Hi, im using OpenCV to try and retrieve depth to an object Ive already detected, Im doing this to get pixel per cm at the object location.
so far the constraints I have are:
- I cant use a depth camera or a depth sensor
- I cant place a reference object at the object location
My Approach currently is using my phone camera to take two pictures a certain distance (baseline) apart to simulate sterescopy.
I have calibrate my camera using the standard chessboard pattern, Im wondering does using other patterns help?
I also tried to turns this pattern into metric by adding a ‘square_size’ param, like:
square_size = 0.024
termCriteria = (cv2.TERM_CRITERIA_EPS + cv2.TERM_CRITERIA_MAX_ITER, 30, 0.001)

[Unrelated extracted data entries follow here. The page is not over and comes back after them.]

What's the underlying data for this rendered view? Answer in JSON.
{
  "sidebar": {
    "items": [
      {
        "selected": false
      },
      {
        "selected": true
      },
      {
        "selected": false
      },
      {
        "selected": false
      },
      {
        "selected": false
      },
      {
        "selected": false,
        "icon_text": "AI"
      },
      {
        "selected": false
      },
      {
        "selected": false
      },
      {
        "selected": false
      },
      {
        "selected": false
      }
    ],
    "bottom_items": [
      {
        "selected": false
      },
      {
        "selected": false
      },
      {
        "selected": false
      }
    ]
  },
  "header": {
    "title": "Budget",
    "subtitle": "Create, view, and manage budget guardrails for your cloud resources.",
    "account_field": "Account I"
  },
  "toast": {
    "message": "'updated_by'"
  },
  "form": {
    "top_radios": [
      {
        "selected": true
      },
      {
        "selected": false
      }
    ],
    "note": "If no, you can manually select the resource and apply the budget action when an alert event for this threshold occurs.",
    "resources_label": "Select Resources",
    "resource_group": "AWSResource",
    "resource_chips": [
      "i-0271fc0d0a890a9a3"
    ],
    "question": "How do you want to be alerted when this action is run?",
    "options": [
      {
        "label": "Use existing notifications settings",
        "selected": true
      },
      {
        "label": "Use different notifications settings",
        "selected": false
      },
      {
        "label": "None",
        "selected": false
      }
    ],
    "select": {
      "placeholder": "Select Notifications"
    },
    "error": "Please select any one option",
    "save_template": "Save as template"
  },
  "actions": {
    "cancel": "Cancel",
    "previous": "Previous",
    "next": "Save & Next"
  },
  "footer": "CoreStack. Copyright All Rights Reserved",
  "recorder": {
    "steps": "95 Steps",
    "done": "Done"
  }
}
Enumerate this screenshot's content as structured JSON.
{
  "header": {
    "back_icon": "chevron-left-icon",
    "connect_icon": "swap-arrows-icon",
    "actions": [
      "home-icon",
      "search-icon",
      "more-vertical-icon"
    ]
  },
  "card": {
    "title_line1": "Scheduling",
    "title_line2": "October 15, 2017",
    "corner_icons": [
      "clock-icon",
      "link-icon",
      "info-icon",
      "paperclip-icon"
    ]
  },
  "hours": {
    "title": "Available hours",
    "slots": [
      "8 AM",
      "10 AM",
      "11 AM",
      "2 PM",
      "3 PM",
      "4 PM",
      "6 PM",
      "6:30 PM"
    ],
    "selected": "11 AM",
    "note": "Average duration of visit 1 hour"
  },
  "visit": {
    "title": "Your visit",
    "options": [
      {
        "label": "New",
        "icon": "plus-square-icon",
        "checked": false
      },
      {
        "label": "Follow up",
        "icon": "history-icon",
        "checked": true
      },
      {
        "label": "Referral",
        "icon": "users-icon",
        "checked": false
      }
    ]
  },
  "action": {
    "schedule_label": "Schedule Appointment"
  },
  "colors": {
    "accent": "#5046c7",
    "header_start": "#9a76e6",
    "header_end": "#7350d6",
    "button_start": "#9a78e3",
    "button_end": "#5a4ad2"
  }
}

worldPtsCur = np.zeros((nRows*nCols, 3), np.float32)
worldPtsCur[:, :2] = np.mgrid[0:nCols, 0:nRows].T.reshape(-1, 2) * square_size
then I do feature matching and use those points to get Essential Matrix E, and R, t like:
# Calculate Essential Matrix
E, mask = cv2.findEssentialMat(pts1, pts2, cameraMatrix, method=cv2.RANSAC, prob=0.999, threshold=1.0)

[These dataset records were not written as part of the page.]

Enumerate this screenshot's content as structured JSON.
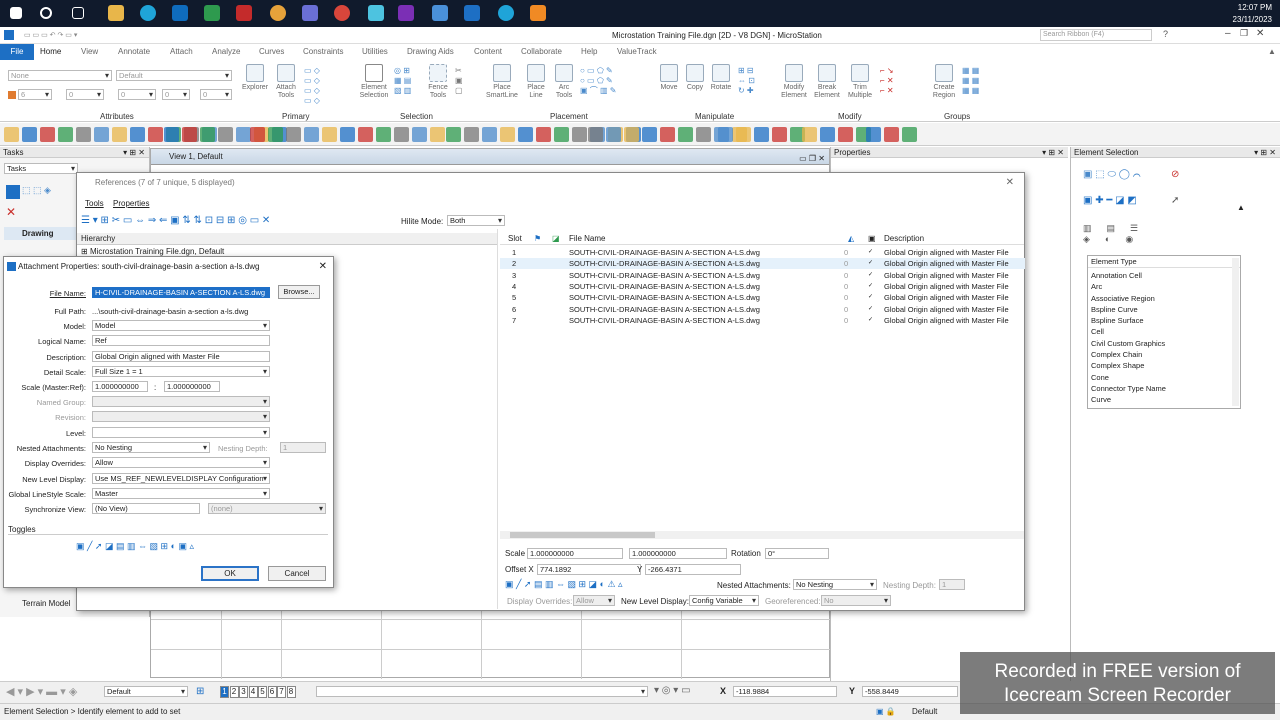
{
  "taskbar": {
    "time": "12:07 PM",
    "date": "23/11/2023"
  },
  "app": {
    "title": "Microstation Training File.dgn [2D - V8 DGN] - MicroStation",
    "search_placeholder": "Search Ribbon (F4)"
  },
  "ribbon": {
    "file_tab": "File",
    "tabs": [
      "Home",
      "View",
      "Annotate",
      "Attach",
      "Analyze",
      "Curves",
      "Constraints",
      "Utilities",
      "Drawing Aids",
      "Content",
      "Collaborate",
      "Help",
      "ValueTrack"
    ],
    "attributes": {
      "level": "None",
      "style": "Default",
      "color": "6",
      "weight": "0",
      "linestyle": "0",
      "transparency": "0"
    },
    "groups": [
      "Attributes",
      "Primary",
      "Selection",
      "Placement",
      "Manipulate",
      "Modify",
      "Groups"
    ],
    "buttons": {
      "explorer": "Explorer",
      "attach_tools": "Attach Tools",
      "element_selection": "Element Selection",
      "fence_tools": "Fence Tools",
      "place_smartline": "Place SmartLine",
      "place_line": "Place Line",
      "arc_tools": "Arc Tools",
      "move": "Move",
      "copy": "Copy",
      "rotate": "Rotate",
      "modify_element": "Modify Element",
      "break_element": "Break Element",
      "trim_multiple": "Trim Multiple",
      "create_region": "Create Region"
    }
  },
  "tasks_panel": {
    "title": "Tasks",
    "dropdown": "Tasks",
    "section": "Drawing",
    "footer": "Terrain Model"
  },
  "view": {
    "title": "View 1, Default"
  },
  "properties_panel": {
    "title": "Properties"
  },
  "element_selection": {
    "title": "Element Selection",
    "list_header": "Element Type",
    "items": [
      "Annotation Cell",
      "Arc",
      "Associative Region",
      "Bspline Curve",
      "Bspline Surface",
      "Cell",
      "Civil Custom Graphics",
      "Complex Chain",
      "Complex Shape",
      "Cone",
      "Connector Type Name",
      "Curve"
    ]
  },
  "references": {
    "title": "References (7 of 7 unique, 5 displayed)",
    "menu": [
      "Tools",
      "Properties"
    ],
    "hilite_label": "Hilite Mode:",
    "hilite_value": "Both",
    "hierarchy_label": "Hierarchy",
    "hierarchy_item": "Microstation Training File.dgn, Default",
    "columns": [
      "Slot",
      "File Name",
      "Description"
    ],
    "rows": [
      {
        "slot": "1",
        "file": "SOUTH-CIVIL-DRAINAGE-BASIN A-SECTION A-LS.dwg",
        "num": "0",
        "desc": "Global Origin aligned with Master File"
      },
      {
        "slot": "2",
        "file": "SOUTH-CIVIL-DRAINAGE-BASIN A-SECTION A-LS.dwg",
        "num": "0",
        "desc": "Global Origin aligned with Master File"
      },
      {
        "slot": "3",
        "file": "SOUTH-CIVIL-DRAINAGE-BASIN A-SECTION A-LS.dwg",
        "num": "0",
        "desc": "Global Origin aligned with Master File"
      },
      {
        "slot": "4",
        "file": "SOUTH-CIVIL-DRAINAGE-BASIN A-SECTION A-LS.dwg",
        "num": "0",
        "desc": "Global Origin aligned with Master File"
      },
      {
        "slot": "5",
        "file": "SOUTH-CIVIL-DRAINAGE-BASIN A-SECTION A-LS.dwg",
        "num": "0",
        "desc": "Global Origin aligned with Master File"
      },
      {
        "slot": "6",
        "file": "SOUTH-CIVIL-DRAINAGE-BASIN A-SECTION A-LS.dwg",
        "num": "0",
        "desc": "Global Origin aligned with Master File"
      },
      {
        "slot": "7",
        "file": "SOUTH-CIVIL-DRAINAGE-BASIN A-SECTION A-LS.dwg",
        "num": "0",
        "desc": "Global Origin aligned with Master File"
      }
    ],
    "bottom": {
      "scale_label": "Scale",
      "scale1": "1.000000000",
      "scale2": "1.000000000",
      "rotation_label": "Rotation",
      "rotation": "0°",
      "offset_x_label": "Offset X",
      "offset_x": "774.1892",
      "offset_y_label": "Y",
      "offset_y": "-266.4371",
      "nested_label": "Nested Attachments:",
      "nested": "No Nesting",
      "depth_label": "Nesting Depth:",
      "depth": "1",
      "display_overrides_label": "Display Overrides:",
      "display_overrides": "Allow",
      "new_level_label": "New Level Display:",
      "new_level": "Config Variable",
      "georef_label": "Georeferenced:",
      "georef": "No"
    }
  },
  "attach_dialog": {
    "title": "Attachment Properties: south-civil-drainage-basin a-section a-ls.dwg",
    "file_name_label": "File Name:",
    "file_name": "H-CIVIL-DRAINAGE-BASIN A-SECTION A-LS.dwg",
    "browse": "Browse...",
    "full_path_label": "Full Path:",
    "full_path": "...\\south-civil-drainage-basin a-section a-ls.dwg",
    "model_label": "Model:",
    "model": "Model",
    "logical_label": "Logical Name:",
    "logical": "Ref",
    "desc_label": "Description:",
    "desc": "Global Origin aligned with Master File",
    "detail_label": "Detail Scale:",
    "detail": "Full Size 1 = 1",
    "scale_label": "Scale (Master:Ref):",
    "scale1": "1.000000000",
    "scale_sep": ":",
    "scale2": "1.000000000",
    "named_group_label": "Named Group:",
    "revision_label": "Revision:",
    "level_label": "Level:",
    "nested_label": "Nested Attachments:",
    "nested": "No Nesting",
    "depth_label": "Nesting Depth:",
    "depth": "1",
    "display_label": "Display Overrides:",
    "display": "Allow",
    "newlevel_label": "New Level Display:",
    "newlevel": "Use MS_REF_NEWLEVELDISPLAY Configuration",
    "linestyle_label": "Global LineStyle Scale:",
    "linestyle": "Master",
    "sync_label": "Synchronize View:",
    "sync": "(No View)",
    "sync2": "(none)",
    "toggles_label": "Toggles",
    "ok": "OK",
    "cancel": "Cancel"
  },
  "nav": {
    "model": "Default",
    "views": [
      "1",
      "2",
      "3",
      "4",
      "5",
      "6",
      "7",
      "8"
    ],
    "x_label": "X",
    "x": "-118.9884",
    "y_label": "Y",
    "y": "-558.8449"
  },
  "status": {
    "prompt": "Element Selection > Identify element to add to set",
    "model": "Default"
  },
  "watermark": {
    "line1": "Recorded in FREE version of",
    "line2": "Icecream   Screen   Recorder"
  }
}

# Decompose the essential matrix
_, R, t, mask = cv2.recoverPose(E, pts1, pts2, cameraMatrix)
Ive noticed here that my x element in t is negative, it should be positive as my images are left to right, am I correct in that assumption?
lastly I tried both to just use x-axis disparity with this equation:
depth = f * baseline / disparity
and triangulating using cv2 like:
# Triangulate the 3D point
points_4D = cv2.triangulatePoints(P1, P2, normalized_point1[:2].reshape(2, 1),
normalized_point2[:2].reshape(2, 1))
# Convert from homogeneous coordinates to 3D
points_3D = points_4D[:3] / points_4D[3] # Normalize by the fourth coordinate
# Extract the Z-coordinate as the metric depth
depth = points_3D[2][0] # Metric depth
print("Metric Depth (Z-coordinate):", depth)
but the depth result from both does not match my ground truth on my test set.
is my approach generally, correct?
what are the points of inaccuracies that could be harming my depth calculation?
what can I do better as a whole?